Ist das Elektroauto-Leasing die Lösung?
Wer nun sein drei- oder vierjähriges Elektroauto verkaufen möchte, wird erkennen, dass er gegenüber einem Verbrenner, finanziell schlechter da steht. Könnte also ein Leasing die Lösung sein, um das Problem mit dem Verkauf und dem Restwert zu umgehen? Wahrscheinlich ja, wobei die Leasingkosten die neuesten Erkenntnisse zum Restwert-Risiko einberechnet haben werden. Man muss sich aber definitiv keine Sorgen um den Verkauf des Fahrzeugs machen.
Mein Fazit zum Restwert von Elektroautos
Es kam, wie es kommen musste: Das Elektroauto ist Opfer des eigenen Erfolgs geworden. Während man beim Verbrenner kaum mehr etwas verbessern kann und Innovationen seit Jahren vermisst werden, können Elektrofahrzeuge von Jahr zu Jahr mit bahnbrechenden Fortschritten auftrumpfen und mittlerweile auch zeitnah geliefert werden.
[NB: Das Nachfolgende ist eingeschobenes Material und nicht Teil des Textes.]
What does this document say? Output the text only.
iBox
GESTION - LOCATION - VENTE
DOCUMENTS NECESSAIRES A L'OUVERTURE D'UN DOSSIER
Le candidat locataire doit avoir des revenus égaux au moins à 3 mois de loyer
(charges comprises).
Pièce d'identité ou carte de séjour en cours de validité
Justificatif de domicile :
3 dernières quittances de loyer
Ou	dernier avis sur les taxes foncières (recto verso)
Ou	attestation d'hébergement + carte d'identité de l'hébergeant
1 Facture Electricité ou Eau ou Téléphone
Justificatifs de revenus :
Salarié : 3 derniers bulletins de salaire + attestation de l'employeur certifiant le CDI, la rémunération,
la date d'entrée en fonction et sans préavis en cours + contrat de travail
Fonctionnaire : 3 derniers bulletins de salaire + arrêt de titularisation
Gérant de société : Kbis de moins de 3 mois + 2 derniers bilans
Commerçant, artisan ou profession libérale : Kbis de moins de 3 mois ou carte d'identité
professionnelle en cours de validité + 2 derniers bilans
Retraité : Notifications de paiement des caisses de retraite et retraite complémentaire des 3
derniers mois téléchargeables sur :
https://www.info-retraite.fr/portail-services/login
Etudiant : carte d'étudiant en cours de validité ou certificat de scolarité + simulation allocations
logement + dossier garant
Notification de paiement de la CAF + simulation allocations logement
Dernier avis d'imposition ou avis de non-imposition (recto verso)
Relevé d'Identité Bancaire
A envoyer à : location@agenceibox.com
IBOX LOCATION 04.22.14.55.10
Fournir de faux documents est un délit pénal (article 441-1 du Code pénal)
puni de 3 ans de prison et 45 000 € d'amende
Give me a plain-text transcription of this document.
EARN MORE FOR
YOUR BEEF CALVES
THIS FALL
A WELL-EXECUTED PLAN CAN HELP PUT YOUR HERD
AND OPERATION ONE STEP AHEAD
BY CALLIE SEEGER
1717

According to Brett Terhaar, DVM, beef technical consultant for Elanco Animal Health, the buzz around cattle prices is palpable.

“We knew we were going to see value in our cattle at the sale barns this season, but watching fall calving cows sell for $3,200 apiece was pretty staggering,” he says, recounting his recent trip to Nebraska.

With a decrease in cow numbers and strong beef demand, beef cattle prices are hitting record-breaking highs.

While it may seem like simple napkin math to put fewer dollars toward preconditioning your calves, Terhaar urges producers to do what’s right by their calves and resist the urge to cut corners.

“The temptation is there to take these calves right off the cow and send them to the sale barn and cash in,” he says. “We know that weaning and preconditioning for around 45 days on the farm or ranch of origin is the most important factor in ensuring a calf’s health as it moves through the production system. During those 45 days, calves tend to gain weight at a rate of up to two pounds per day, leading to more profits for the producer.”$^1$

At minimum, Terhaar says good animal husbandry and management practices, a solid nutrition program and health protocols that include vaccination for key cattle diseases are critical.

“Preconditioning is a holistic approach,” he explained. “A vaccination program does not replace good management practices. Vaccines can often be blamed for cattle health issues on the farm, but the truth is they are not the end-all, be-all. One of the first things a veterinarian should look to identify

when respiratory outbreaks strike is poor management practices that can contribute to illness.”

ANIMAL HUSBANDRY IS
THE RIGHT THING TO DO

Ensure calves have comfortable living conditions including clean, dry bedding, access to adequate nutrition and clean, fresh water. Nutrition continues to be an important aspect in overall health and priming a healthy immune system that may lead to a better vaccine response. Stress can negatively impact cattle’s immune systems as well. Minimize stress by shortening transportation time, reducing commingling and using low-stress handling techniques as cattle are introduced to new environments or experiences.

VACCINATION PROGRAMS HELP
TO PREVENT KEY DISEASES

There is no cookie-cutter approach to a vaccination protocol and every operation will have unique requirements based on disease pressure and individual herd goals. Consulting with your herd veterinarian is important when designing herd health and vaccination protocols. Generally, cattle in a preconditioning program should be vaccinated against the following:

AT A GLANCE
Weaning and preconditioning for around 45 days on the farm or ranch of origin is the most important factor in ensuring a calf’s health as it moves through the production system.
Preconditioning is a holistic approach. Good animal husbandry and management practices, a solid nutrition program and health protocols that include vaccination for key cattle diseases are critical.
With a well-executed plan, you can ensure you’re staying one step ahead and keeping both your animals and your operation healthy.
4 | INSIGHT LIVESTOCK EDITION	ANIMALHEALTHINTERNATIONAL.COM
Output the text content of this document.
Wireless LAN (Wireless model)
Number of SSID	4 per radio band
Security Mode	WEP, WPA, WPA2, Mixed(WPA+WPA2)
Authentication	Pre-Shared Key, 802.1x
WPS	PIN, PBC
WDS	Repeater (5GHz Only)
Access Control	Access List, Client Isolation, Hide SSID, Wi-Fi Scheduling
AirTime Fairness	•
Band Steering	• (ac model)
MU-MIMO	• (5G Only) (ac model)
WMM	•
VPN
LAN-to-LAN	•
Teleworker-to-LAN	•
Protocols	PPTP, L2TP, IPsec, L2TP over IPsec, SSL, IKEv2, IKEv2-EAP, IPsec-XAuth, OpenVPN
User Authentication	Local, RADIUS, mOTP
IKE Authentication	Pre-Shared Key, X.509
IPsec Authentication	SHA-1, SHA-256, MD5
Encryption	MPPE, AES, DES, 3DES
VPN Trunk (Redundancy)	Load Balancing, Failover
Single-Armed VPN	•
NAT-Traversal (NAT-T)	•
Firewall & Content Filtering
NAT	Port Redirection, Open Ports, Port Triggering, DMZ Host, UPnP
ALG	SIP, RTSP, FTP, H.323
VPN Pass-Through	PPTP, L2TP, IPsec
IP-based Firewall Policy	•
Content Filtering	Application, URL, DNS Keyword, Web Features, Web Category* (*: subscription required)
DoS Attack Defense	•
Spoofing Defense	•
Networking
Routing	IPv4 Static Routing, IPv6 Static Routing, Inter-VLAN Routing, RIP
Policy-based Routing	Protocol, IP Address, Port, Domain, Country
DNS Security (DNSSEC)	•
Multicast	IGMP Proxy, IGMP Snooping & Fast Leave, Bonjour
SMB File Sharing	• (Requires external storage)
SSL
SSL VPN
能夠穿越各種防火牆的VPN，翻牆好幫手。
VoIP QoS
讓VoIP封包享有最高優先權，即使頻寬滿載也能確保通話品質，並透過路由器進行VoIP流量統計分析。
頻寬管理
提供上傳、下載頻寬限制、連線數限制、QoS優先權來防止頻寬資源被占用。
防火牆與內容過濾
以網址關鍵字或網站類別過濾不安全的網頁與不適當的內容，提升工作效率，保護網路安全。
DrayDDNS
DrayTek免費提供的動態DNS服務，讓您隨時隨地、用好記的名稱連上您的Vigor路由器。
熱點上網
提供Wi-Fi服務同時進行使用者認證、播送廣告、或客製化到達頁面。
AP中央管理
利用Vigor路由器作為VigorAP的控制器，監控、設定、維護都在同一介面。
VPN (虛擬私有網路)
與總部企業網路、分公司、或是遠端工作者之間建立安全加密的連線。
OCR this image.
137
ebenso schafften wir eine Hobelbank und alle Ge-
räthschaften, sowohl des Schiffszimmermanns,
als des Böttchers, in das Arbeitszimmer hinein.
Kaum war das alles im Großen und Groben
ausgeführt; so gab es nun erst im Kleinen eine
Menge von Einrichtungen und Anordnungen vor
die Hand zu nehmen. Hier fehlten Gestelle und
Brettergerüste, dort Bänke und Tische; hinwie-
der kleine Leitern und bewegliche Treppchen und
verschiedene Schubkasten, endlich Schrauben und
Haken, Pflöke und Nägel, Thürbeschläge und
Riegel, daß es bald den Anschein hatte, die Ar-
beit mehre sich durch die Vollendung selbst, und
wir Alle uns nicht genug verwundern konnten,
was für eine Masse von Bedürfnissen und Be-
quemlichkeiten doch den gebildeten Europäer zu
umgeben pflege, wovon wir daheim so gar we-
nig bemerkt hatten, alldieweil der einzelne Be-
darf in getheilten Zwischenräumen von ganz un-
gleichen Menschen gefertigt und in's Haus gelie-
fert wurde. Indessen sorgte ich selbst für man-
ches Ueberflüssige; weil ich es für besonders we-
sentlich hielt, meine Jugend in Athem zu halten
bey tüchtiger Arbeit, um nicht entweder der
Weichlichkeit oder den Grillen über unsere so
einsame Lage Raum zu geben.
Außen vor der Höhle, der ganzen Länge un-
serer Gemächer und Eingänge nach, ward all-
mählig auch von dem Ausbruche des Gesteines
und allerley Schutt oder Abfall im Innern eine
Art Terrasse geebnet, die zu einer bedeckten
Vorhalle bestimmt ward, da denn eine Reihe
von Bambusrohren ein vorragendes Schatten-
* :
Die Elektromobilität steht ganz am Anfang einer atemberaubenden Entwicklung. Der technologische Fortschritt kommt in kurzen, aber massiven Veränderungsschritten und sorgt so dafür, dass alle zwei, drei Jahre viel effizientere und bessere Modelle auf den Markt kommen. Zum Nachteil der Vorgängermodelle.
Man hätte es vielleicht im Jahr 2020 oder 2021 erahnen können, dass es so kommt. Erschwerend kam aber Corona, der Ukrainekrieg, diverse Lieferengpässe und Chipmangel dazu. Das machte damals die auch noch nicht so reifen Elektrofahrzeuge begehrenswert und sorgte für kurze Zeit für hohe Restwerte. Jetzt, da die Lieferketten besser als je zuvor funktionieren, sieht es wieder anders aus. Und die Entwicklung der Elektromobilität ist noch lange nicht ausgereizt. Der Fahrzeughersteller Nio kommt demnächst mit einer Batterie auf den Markt, mit welcher ein Elektroauto eine Reichweite von 1'000 Kilometer erhält.
Ich bin nach wie vor davon überzeugt, die Elektromobilität ist die Zukunft. Wir sind mitten in einem Wechsel und da gibt es auch mal Rückschläge und Ängste vor der Veränderung, mit entsprechenden Gegenbewegungen. Die Elektromobilität ist und bleibt die effizienteste Art der Fortbewegung und wird eine immer grössere Rolle im Thema Energie einnehmen. Energie, Gebäude und Elektromobilität werden ein sehr interessantes Gespann, darüber mehr zu einem späteren Zeitpunkt.